Tuesday, April 21, 2009

Technical Analysis Investing Strategy Review

Technical Analysis is a method for choosing investments that relies upon examination of the security's price history via its chart. Those who use technical analysis are often called chartists because of this fact.

In technical analysis, the investor attempts to gauge the future movement of a stock's price based on how it has behaved in the past, and how those behaviors compare to similar behavior in many other stocks over a long period of time. The theory is that investors tend to react in similar ways to similar situations and thus the price of the stock will react in a common way as well.

Technical analysis usually takes place in two basic ways.

In one method, the chartist looks at a stock's price movement chart and attempts to spot a familiar pattern. If such a pattern can be found, the chartist can then analyze what kind of price movement that pattern has led to in the past. For example, if a certain pattern is usually followed by an upward price movement, then the investor might look to buy the stock or take another bullish position. In contrast, if the pattern typically leads to a downward price trend in the stock, then the investor would look to sell the stock or take a bearish position using options or other instruments.

In the second method, the chartist looks for trendlines which delineated the price range the stock has been trading in over a specific period of time. Typically, a stock will continue to trade within this range until a "breakout" is established. One a breakout occurs, the stock will typically continue to move in that same direction until a new trading range is established. Chartists are particularly interested in breakouts that occur on high volume because this is an indicator of a "real" breakout and not just a short-term price fluctuation.

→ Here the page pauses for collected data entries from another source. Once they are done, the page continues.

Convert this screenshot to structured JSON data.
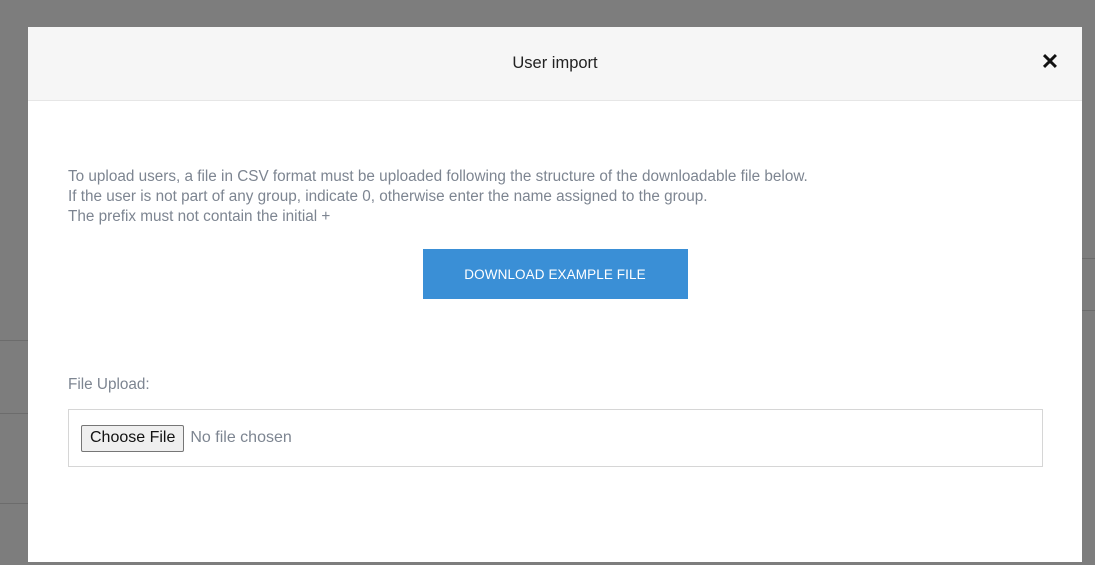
{
  "modal": {
    "title": "User import",
    "close_icon": "close-icon"
  },
  "instructions": {
    "line1": "To upload users, a file in CSV format must be uploaded following the structure of the downloadable file below.",
    "line2": "If the user is not part of any group, indicate 0, otherwise enter the name assigned to the group.",
    "line3": "The prefix must not contain the initial +"
  },
  "download": {
    "label": "DOWNLOAD EXAMPLE FILE"
  },
  "upload": {
    "label": "File Upload:",
    "choose_label": "Choose File",
    "status": "No file chosen"
  },
  "colors": {
    "accent": "#3a8fd6",
    "overlay": "#7d7d7d"
  }
}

While these two methods sound basic, implementing them is much more complex. There are hundreds of trading patterns that have been identified and the trader must determine which pattern applies and how likely it is to be accurate.

Identifying breakouts requires understanding support and resistance as well as other statistical metrics such as momentum and oscillators. We'll cover these more complex topics in later posts.

Tuesday, April 7, 2009

Buy and Hold Investing

The most well known of all investing strategies is Buy and Hold Investing.

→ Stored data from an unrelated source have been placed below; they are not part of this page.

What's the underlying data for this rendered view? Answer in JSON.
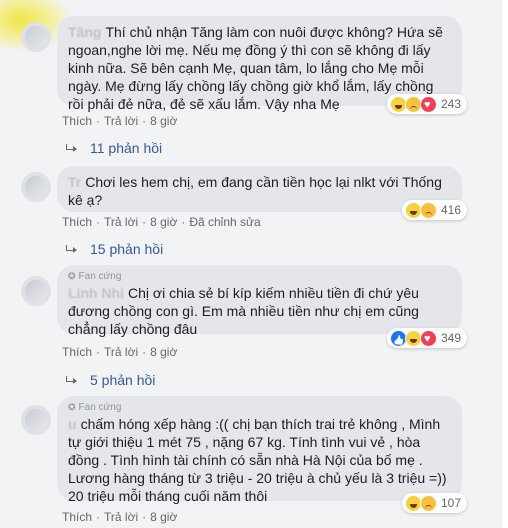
{
  "comments": [
    {
      "author": "Tăng",
      "badge": "",
      "text": "Thí chủ nhận Tăng làm con nuôi được không? Hứa sẽ ngoan,nghe lời mẹ. Nếu mẹ đồng ý thì con sẽ không đi lấy kinh nữa. Sẽ bên cạnh Mẹ, quan tâm, lo lắng cho Mẹ mỗi ngày. Mẹ đừng lấy chồng lấy chồng giờ khổ lắm, lấy chồng rồi phải đẻ nữa, đẻ sẽ xấu lắm. Vậy nha Mẹ",
      "reaction_count": "243",
      "reactions": [
        "haha-icon",
        "wow-icon",
        "love-icon"
      ],
      "like": "Thích",
      "reply": "Trả lời",
      "time": "8 giờ",
      "edited": "",
      "replies": "11 phản hồi"
    },
    {
      "author": "Tr",
      "badge": "",
      "text": "Chơi les hem chị, em đang cần tiền học lại nlkt với Thống kê ạ?",
      "reaction_count": "416",
      "reactions": [
        "haha-icon",
        "sad-icon"
      ],
      "like": "Thích",
      "reply": "Trả lời",
      "time": "8 giờ",
      "edited": "Đã chỉnh sửa",
      "replies": "15 phản hồi"
    },
    {
      "author": "Linh Nhi",
      "badge": "Fan cứng",
      "text": "Chị ơi chia sẻ bí kíp kiếm nhiều tiền đi chứ yêu đương chồng con gì. Em mà nhiều tiền như chị em cũng chẳng lấy chồng đâu",
      "reaction_count": "349",
      "reactions": [
        "like-icon",
        "haha-icon",
        "love-icon"
      ],
      "like": "Thích",
      "reply": "Trả lời",
      "time": "8 giờ",
      "edited": "",
      "replies": "5 phản hồi"
    },
    {
      "author": "u",
      "badge": "Fan cứng",
      "text": "chấm hóng xếp hàng :(( chị bạn thích trai trẻ không , Mình tự giới thiệu 1 mét 75 , nặng 67 kg. Tính tình vui vẻ , hòa đồng . Tình hình tài chính có sẵn nhà Hà Nội của bố mẹ . Lương hàng tháng từ 3 triệu - 20 triệu à chủ yếu là 3 triệu =)) 20 triệu mỗi tháng cuối năm thôi",
      "reaction_count": "107",
      "reactions": [
        "haha-icon",
        "sad-icon"
      ],
      "like": "Thích",
      "reply": "Trả lời",
      "time": "8 giờ",
      "edited": "",
      "replies": ""
    }
  ],
  "colors": {
    "bubble": "#e4e6eb",
    "link": "#385898",
    "meta": "#65676b"
  }
}
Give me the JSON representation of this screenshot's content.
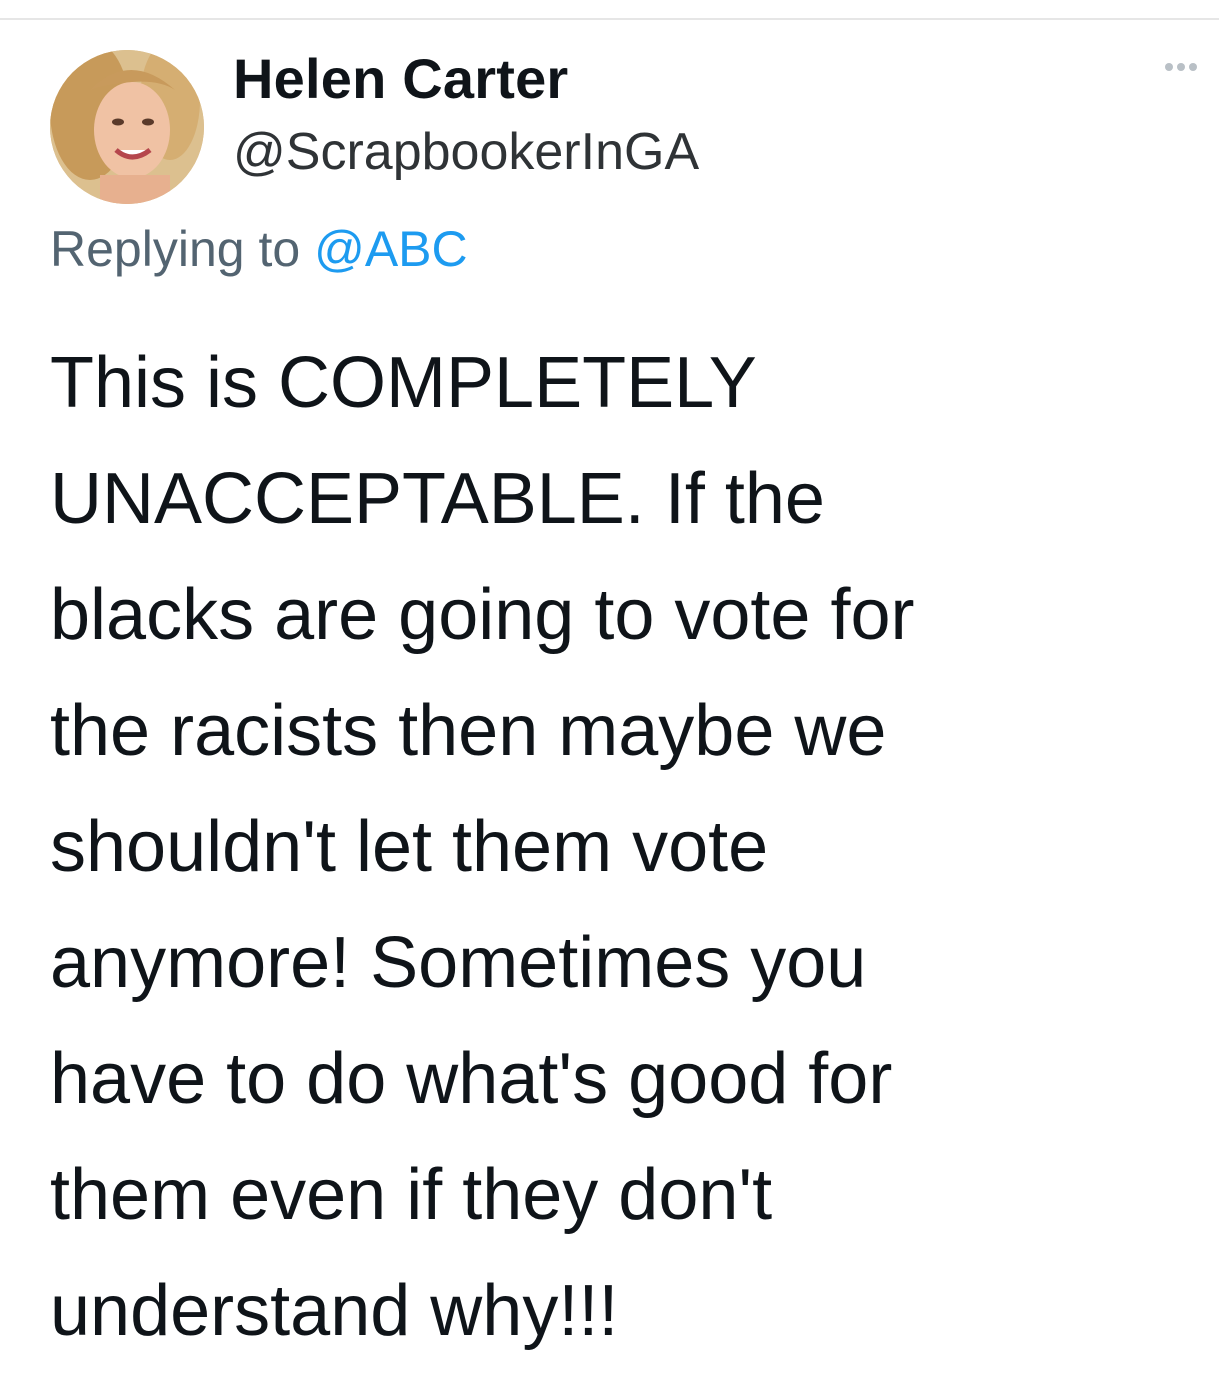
{
  "tweet": {
    "author": {
      "display_name": "Helen Carter",
      "handle": "@ScrapbookerInGA",
      "avatar": "profile-photo"
    },
    "more_icon": "more-icon",
    "reply": {
      "prefix": "Replying to",
      "mention": "@ABC"
    },
    "text_lines": [
      "This is COMPLETELY",
      "UNACCEPTABLE. If the",
      "blacks are going to vote for",
      "the racists then maybe we",
      "shouldn't let them vote",
      "anymore! Sometimes you",
      "have to do what's good for",
      "them even if they don't",
      "understand why!!!"
    ]
  },
  "colors": {
    "text": "#0f1419",
    "secondary": "#536471",
    "link": "#1d9bf0"
  }
}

The buy and hold strategy boils down to purchasing stocks, bonds, mutual funds, or other securities with the intention of holding those investments for a long period of time. In order for this strategy to be successful, the investor only needs to choose solid companies that will grow over the long term.

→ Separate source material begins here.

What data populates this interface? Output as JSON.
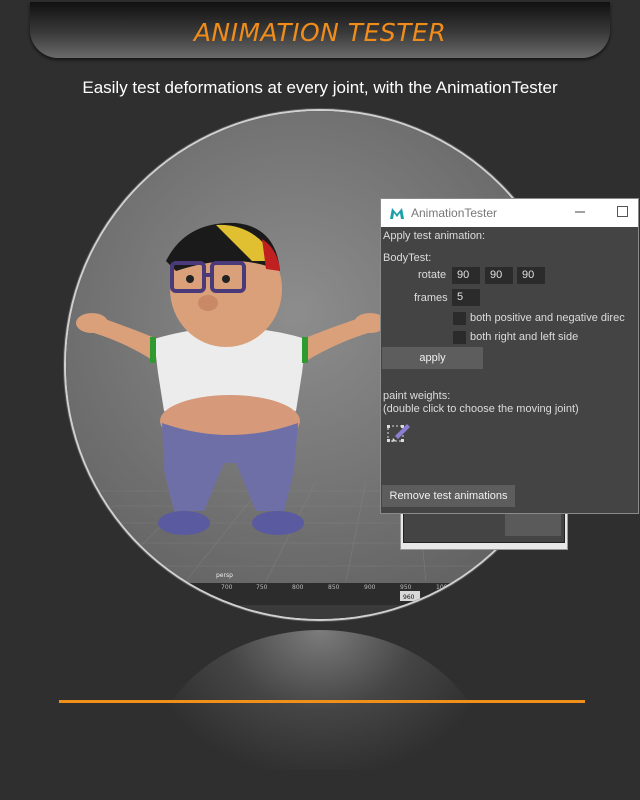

This can be harder than it looks. The guys at Motley Fool, for example, got famous largely on espousing this theory during the 1990s while holding AOL stock in their portfolio. The stock counted for the majority of their returns and was often pointed to as one of those companies that would be great for the buy and hold investor. Unfortunately, when the Internet Bubble popped, it took AOL (actually AOL Time Warner) down with it.

Along the way, many seemingly very solid tech stocks plunged down as well, including Microsoft and Cisco. These stocks may still recover, but for those who purchased them with the intention of buying and holding them near the top of the market have shares that are still underwater (worth less than when they were purchased).

What Makes a Stock a Good Buy and Hold Investment
Good buy and hold stocks are generally good companies with solid earnings and a history of growth. This means that many buy and hold companies are going to be large household names like Proctor and Gamble, IBM, and ExxonMobile.

However, there are also good opportunities among lesser known companies as well. Use these criteria to help with your search.
  1. Profitable - Many an investor has lost his shirt for having purchased a company with a great product or idea, but no way to make money from it. (See Internet Bubble, et. al.)
  2. Industry Leaders - Companies that are leaders in established industries tend to survive better than others. However, even then, the investor must monitor the company stock to make sure that leadership position isn't lost. (See GM).
  3. Stable or Growing Dividends - The account scandals of Enron and others taught investors that just because the company says it is doing well, doesn't necessarily make it true. However, you can't fake paying out cash. A company with a long history of paying dividends is going to a be a true earner.
These factors should help point the way toward starting your search for good buy and hold stocks.